4. Audit and Enforcement Phase#
4.1. Calculation of the expansion base restricted to the measured degrees of freedom#
First, the mesh of the measurement is projected onto the mesh of the numerical model. The participation of the nodes of the numerical model is then determined for each measurement node via the shape function of the element that contains the measurement node. The correspondence obtained between the nodes is provided in file MESSAGE of the Aster study.
The second treatment consists in calculating the field component (expansion base) at the measurement node according to the measured degrees of freedom.
4.2. Generalized coordinate calculation#
The solution to the minimization equation is given by:
\(\begin{array}{ccc}\eta (0)& \text{=}& {\left[{\stackrel{ˉ}{\Phi }}_{\mathrm{num}}^{T}{\stackrel{ˉ}{\Phi }}_{\mathrm{num}}\right]}^{\text{-}1}{\stackrel{ˉ}{\Phi }}_{\mathrm{num}}^{T}{q}_{\mathrm{exp}}(0)\\ \eta (i)& \text{=}& {\left[{\stackrel{ˉ}{\Phi }}_{\mathrm{num}}^{T}{\stackrel{ˉ}{\Phi }}_{\mathrm{num}}+\alpha (i)\right]}^{\text{-}1}({\stackrel{ˉ}{\Phi }}_{\mathrm{num}}^{T}{q}_{\mathrm{exp}}(i)+\alpha (i){\eta }_{\mathrm{priori}})\end{array}\)
With:
\(\eta (i)\): generalized coordinates for the order number i (ti or fi),
\({q}_{\mathrm{exp}}(i)\): measure at order number i,
\({\stackrel{ˉ}{\Phi }}_{\mathrm{num}}\): expansion base restricted to the degrees of freedom of measurement,
\(\alpha (i)\): coefficients allowing to specify the weight assigned to the information a priory to the order number i. These variables or functions are defined by the user in the COEF_PONDER or COEF_PONDER_F operands of the keyword factor RESOLUTION. They are introduced in the form of a list of real numbers or functions and correspond, term by term, to each vector of the expansion base selected.

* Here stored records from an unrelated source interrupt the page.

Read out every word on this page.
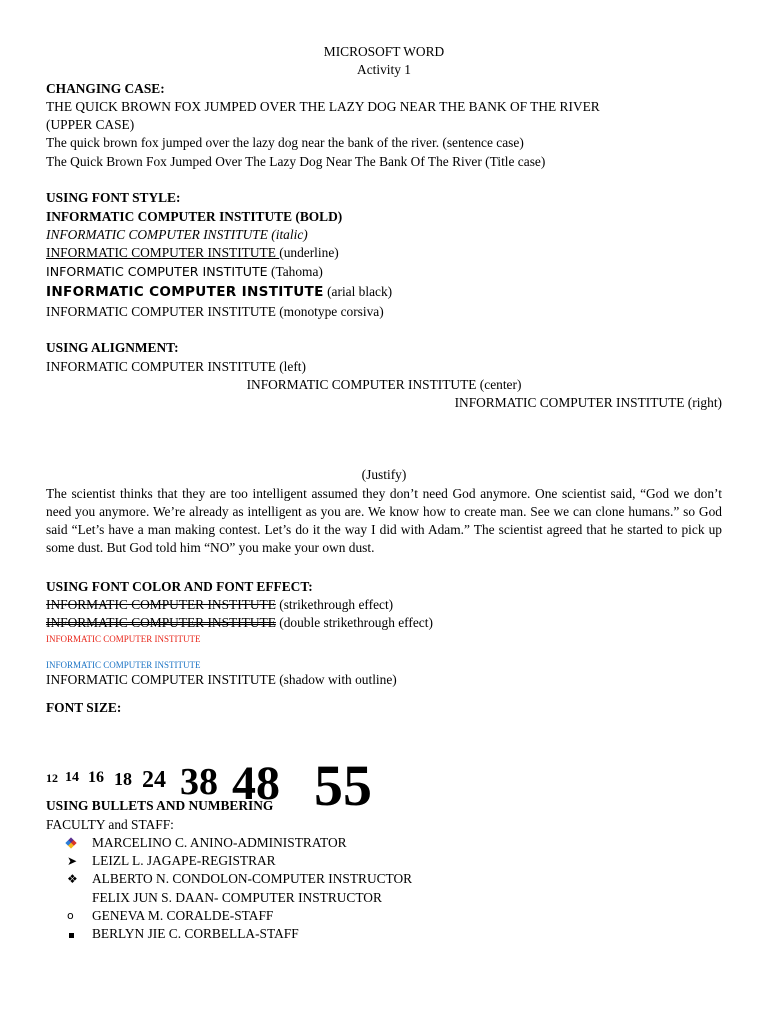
MICROSOFT WORD
Activity 1
CHANGING CASE:
THE QUICK BROWN FOX JUMPED OVER THE LAZY DOG NEAR THE BANK OF THE RIVER
(UPPER CASE)
The quick brown fox jumped over the lazy dog near the bank of the river. (sentence case)
The Quick Brown Fox Jumped Over The Lazy Dog Near The Bank Of The River (Title case)
USING FONT STYLE:
INFORMATIC COMPUTER INSTITUTE (BOLD)
INFORMATIC COMPUTER INSTITUTE (italic)
INFORMATIC COMPUTER INSTITUTE (underline)
INFORMATIC COMPUTER INSTITUTE (Tahoma)
INFORMATIC COMPUTER INSTITUTE (arial black)
INFORMATIC COMPUTER INSTITUTE (monotype corsiva)
USING ALIGNMENT:
INFORMATIC COMPUTER INSTITUTE (left)
INFORMATIC COMPUTER INSTITUTE (center)
INFORMATIC COMPUTER INSTITUTE (right)
(Justify)
The scientist thinks that they are too intelligent assumed they don’t need God anymore. One scientist said, “God we don’t need you anymore. We’re already as intelligent as you are. We know how to create man. See we can clone humans.” so God said “Let’s have a man making contest. Let’s do it the way I did with Adam.” The scientist agreed that he started to pick up some dust. But God told him “NO” you make your own dust.
USING FONT COLOR AND FONT EFFECT:
INFORMATIC COMPUTER INSTITUTE (strikethrough effect)
INFORMATIC COMPUTER INSTITUTE (double strikethrough effect)
INFORMATIC COMPUTER INSTITUTE
INFORMATIC COMPUTER INSTITUTE
INFORMATIC COMPUTER INSTITUTE (shadow with outline)
FONT SIZE:
12 14 16 18 24 38 48 55
USING BULLETS AND NUMBERING
FACULTY and STAFF:
MARCELINO C. ANINO-ADMINISTRATOR
➤	LEIZL L. JAGAPE-REGISTRAR
❖	ALBERTO N. CONDOLON-COMPUTER INSTRUCTOR
FELIX JUN S. DAAN- COMPUTER INSTRUCTOR
o	GENEVA M. CORALDE-STAFF
BERLYN JIE C. CORBELLA-STAFF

Depending on the method used, the preceding parameters are divided as follows:
Without regularization: \(\alpha =0\)
Minimum standard (NORM_MIN): \({\eta }_{\mathrm{priori}}=0\)

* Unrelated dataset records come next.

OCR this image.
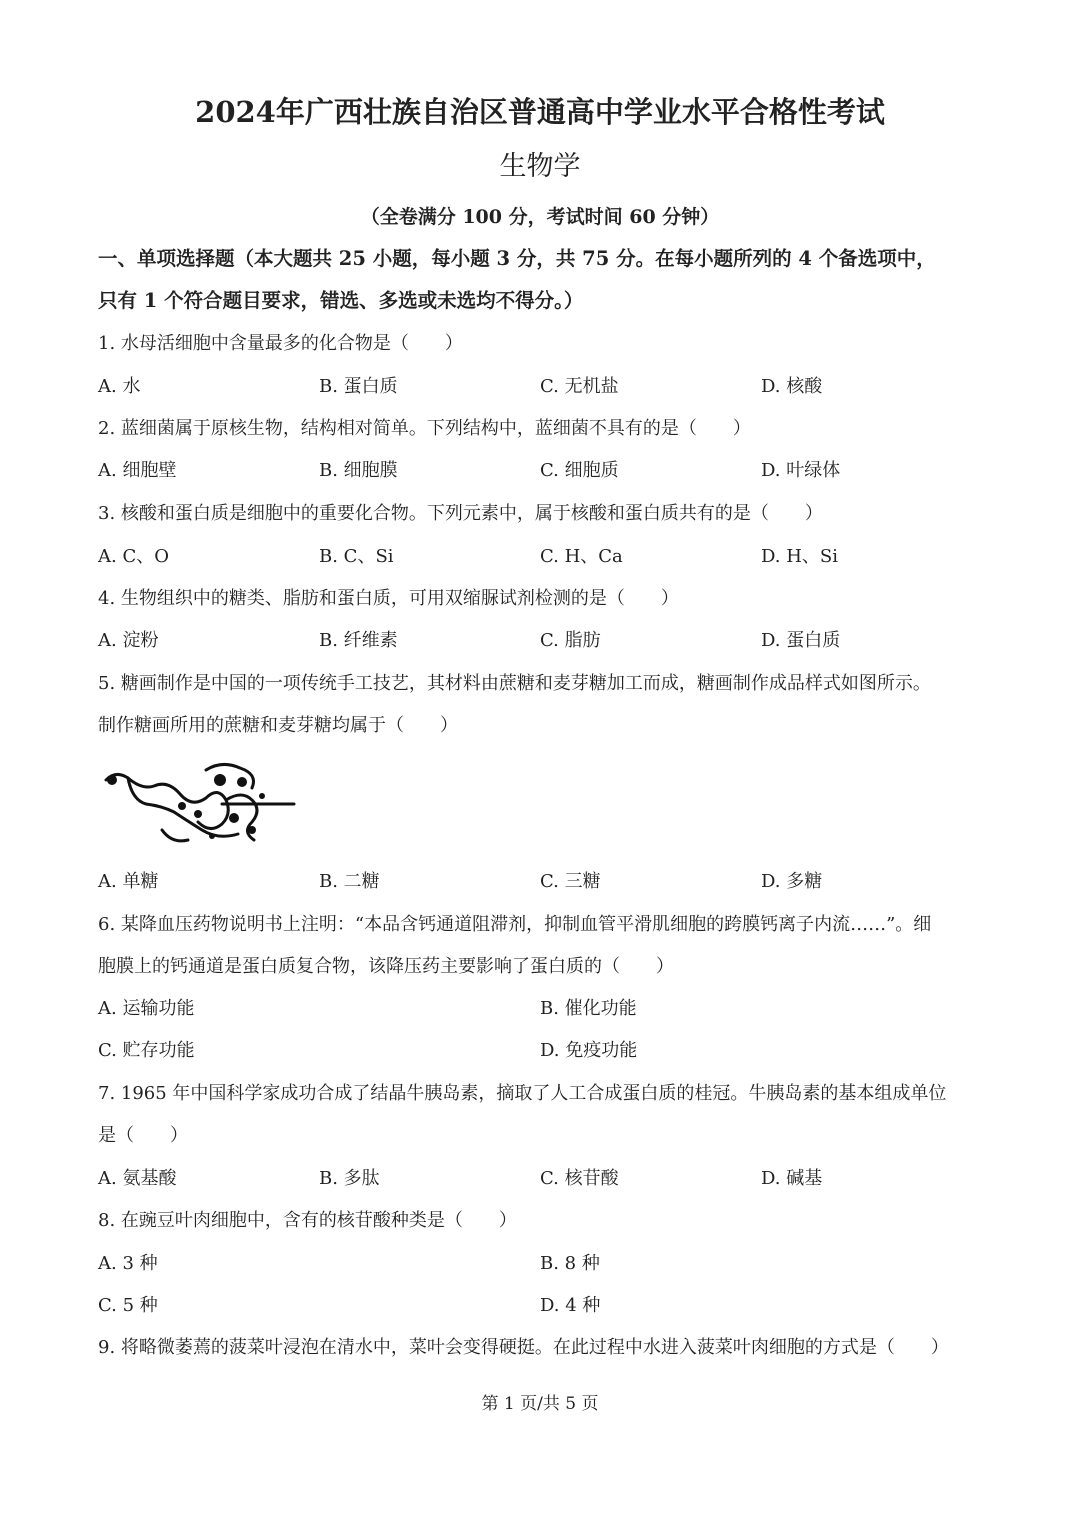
2024年广西壮族自治区普通高中学业水平合格性考试
生物学
（全卷满分 100 分，考试时间 60 分钟）
一、单项选择题（本大题共 25 小题，每小题 3 分，共 75 分。在每小题所列的 4 个备选项中，
只有 1 个符合题目要求，错选、多选或未选均不得分。）
1. 水母活细胞中含量最多的化合物是（　　）
A. 水	B. 蛋白质	C. 无机盐	D. 核酸
2. 蓝细菌属于原核生物，结构相对简单。下列结构中，蓝细菌不具有的是（　　）
A. 细胞壁	B. 细胞膜	C. 细胞质	D. 叶绿体
3. 核酸和蛋白质是细胞中的重要化合物。下列元素中，属于核酸和蛋白质共有的是（　　）
A. C、O	B. C、Si	C. H、Ca	D. H、Si
4. 生物组织中的糖类、脂肪和蛋白质，可用双缩脲试剂检测的是（　　）
A. 淀粉	B. 纤维素	C. 脂肪	D. 蛋白质
5. 糖画制作是中国的一项传统手工技艺，其材料由蔗糖和麦芽糖加工而成，糖画制作成品样式如图所示。
制作糖画所用的蔗糖和麦芽糖均属于（　　）
A. 单糖	B. 二糖	C. 三糖	D. 多糖
6. 某降血压药物说明书上注明：“本品含钙通道阻滞剂，抑制血管平滑肌细胞的跨膜钙离子内流……”。细
胞膜上的钙通道是蛋白质复合物，该降压药主要影响了蛋白质的（　　）
A. 运输功能	B. 催化功能
C. 贮存功能	D. 免疫功能
7. 1965 年中国科学家成功合成了结晶牛胰岛素，摘取了人工合成蛋白质的桂冠。牛胰岛素的基本组成单位
是（　　）
A. 氨基酸	B. 多肽	C. 核苷酸	D. 碱基
8. 在豌豆叶肉细胞中，含有的核苷酸种类是（　　）
A. 3 种	B. 8 种
C. 5 种	D. 4 种
9. 将略微萎蔫的菠菜叶浸泡在清水中，菜叶会变得硬挺。在此过程中水进入菠菜叶肉细胞的方式是（　　）
第 1 页/共 5 页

Tikhonov « relative » (TIK_RELA): \({\eta }_{\mathrm{priori}}={\eta }_{i-1}\)
Note 1:
If a weighting coefficient is negative, the treatment stops in a fatal error.
Note 2:
If all the weighting coefficients are zero for a given order number and the number of measurements is strictly less than the number of base vectors, an alarm message is sent to warn of the risk of a singular matrix (in fact, in this case, there is no uniqueness of the solution) .
At the end of the calculation, the generalized coordinates identified are derived in order to calculate the corresponding speeds and accelerations.
The result of the reversal is a tran_gene, harm_gene, or mode_gene concept.